# Its ok..... I am here!! (panic over!)



## HB

Hey all!! *waves*

I'm HayleyB i live in Warrington with my DH - Graham, and my crazy pooch - Lulu (as seen in my avatar!)

We've been TTC since August 2004, wow time flies when you're having fun! :D :shock: 

We've had 3 confirmed miscarriages, hoping for a sticky BFP soon!

Am one of those crazy charting people, and also a chart stalker!

Hope you're all ok!!

Love to all

xox


----------



## Tam

Hello *waves*

Sorry to hear about your losses hun, but all he best for the future.........

You must be a pro at the old hanky panky, any good tips? :wink: keep enjoying and I hope you get your very BFP soon! (((HUGS))) xx


----------



## HB

lol - don't think you need tips! 
Look where last time got you!! :wink: :wink: :lol: 
Am feeling positive at the moment!!
Determined to prove the doctors wrong!!
*mischevious look*

xox


----------



## Tam

HayleyB said:

> lol - don't think you need tips!
> Look where last time got you!! :wink: :wink: :lol:
> 
> 
> 
> xox


PMSLLLLLLL!!!!!!!!

I wish you all the luck in the world babe, people prove their Doctor's wrong everyday!!!!!!!!!

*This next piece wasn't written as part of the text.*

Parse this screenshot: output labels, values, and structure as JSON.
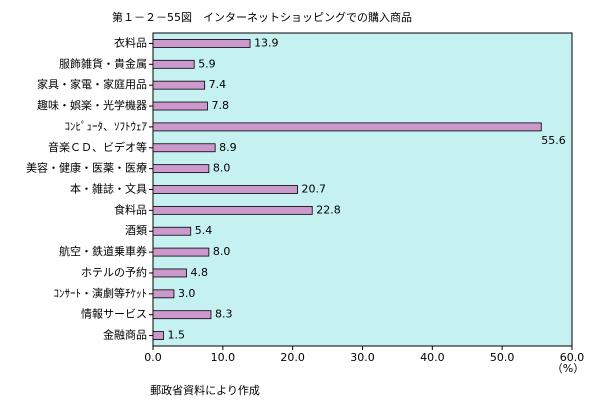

Sending lots of *BABY DUST & POSITIVE VIBES!!!!!! xxxxx *


----------



## Lauz_1601

hello hun Im here! Think this is a great idea!


----------



## Arcanegirl

Hey Hayley!! *waves*


----------



## Tootsie

Hello. <waves> Good Luck


----------



## HB

Yay!!! 
*waves back*

xox


----------